O presidente dos Estados Unidos, Donald Trump, classificou como um “sinal de paz” a libertação de prisioneiros políticos promovida pelo governo interino da Venezuela, liderado pela presidente Delcy Rodríguez. Em mensagem nas redes sociais nesta sexta-feira (9), Trump destacou que a cooperação da nova gestão venezuelana levou ao cancelamento de uma segunda onda de ataques militares planejada contra o país.
A operação militar inicial, realizada no último final de semana, teve como objetivo a captura do ex-presidente Nicolás Maduro e sua esposa Cilia Flores. Segundo o governo venezuelano, cerca de 100 pessoas morreram durante a ação. O anúncio da libertação dos presos políticos foi feito na quinta-feira pelo presidente da Assembleia Nacional venezuelana, Jorge Rodríguez, irmão de Delcy, que pediu que o gesto fosse interpretado globalmente como uma demonstração unilateral de boa vontade do novo governo.
Libertação de opositores de peso
Entre os presos libertados estão a ativista venezuelana com dupla nacionalidade espanhola, Rocío San Miguel, detida desde fevereiro de 2024, e o ex-candidato à Presidência Enrique Márquez, preso desde o início de 2025. San Miguel foi acusada pelas autoridades venezuelanas de envolvimento em um suposto plano para assassinar Maduro e esteve detida em Helicoide, conhecida por denúncias de tortura e maus-tratos.
O gesto da libertação, segundo Jorge Rodríguez, faz parte de um esforço para buscar a paz e restabelecer canais de diálogo, contando com mediação e apoio internacional, como do ex-primeiro-ministro espanhol José Luis Rodríguez Zapatero, do presidente brasileiro Lula da Silva (PT) e do Catar.
Investimento bilionário
Trump também anunciou que a indústria petrolífera dos EUA investirá pelo menos US$ 100 bilhões na Venezuela, com encontros previstos com executivos do setor na Casa Branca.

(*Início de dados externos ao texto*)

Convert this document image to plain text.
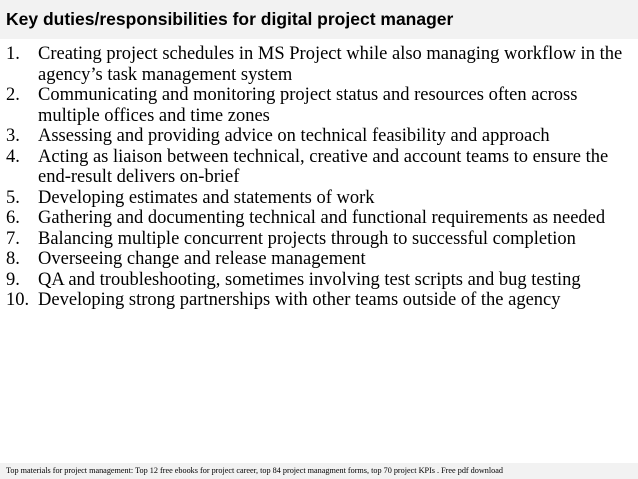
Key duties/responsibilities for digital project manager
1. Creating project schedules in MS Project while also managing workflow in the agency’s task management system
2. Communicating and monitoring project status and resources often across multiple offices and time zones
3. Assessing and providing advice on technical feasibility and approach
4. Acting as liaison between technical, creative and account teams to ensure the end-result delivers on-brief
5. Developing estimates and statements of work
6. Gathering and documenting technical and functional requirements as needed
7. Balancing multiple concurrent projects through to successful completion
8. Overseeing change and release management
9. QA and troubleshooting, sometimes involving test scripts and bug testing
10. Developing strong partnerships with other teams outside of the agency
Top materials for project management: Top 12 free ebooks for project career, top 84 project managment forms, top 70 project KPIs . Free pdf download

Apesar da trégua com a Venezuela, o presidente americano reafirmou planos para lançar, em breve, ataques terrestres contra cartéis de drogas, principalmente no México, sem detalhar alvos específicos.
Suspensão da ofensiva militar
O presidente destacou que, em razão da cooperação de Delcy Rodríguez, decidiu suspender a segunda onda de ataques militares contra a Venezuela, que seriam realizadas após a primeira operação. No entanto, manteve o posicionamento de navios americanos próximos à costa venezuelana por razões de segurança.
A movimentação dos EUA na Venezuela ocorre em um contexto de crise política, econômica e social profunda, com tensões entre o governo chavista e a oposição, e repercussões internacionais que envolvem diversos atores políticos e países. A recente libertação dos presos políticos pode sinalizar uma possível reabertura de diálogo, ainda que as condições permaneçam delicadas e o futuro incerto.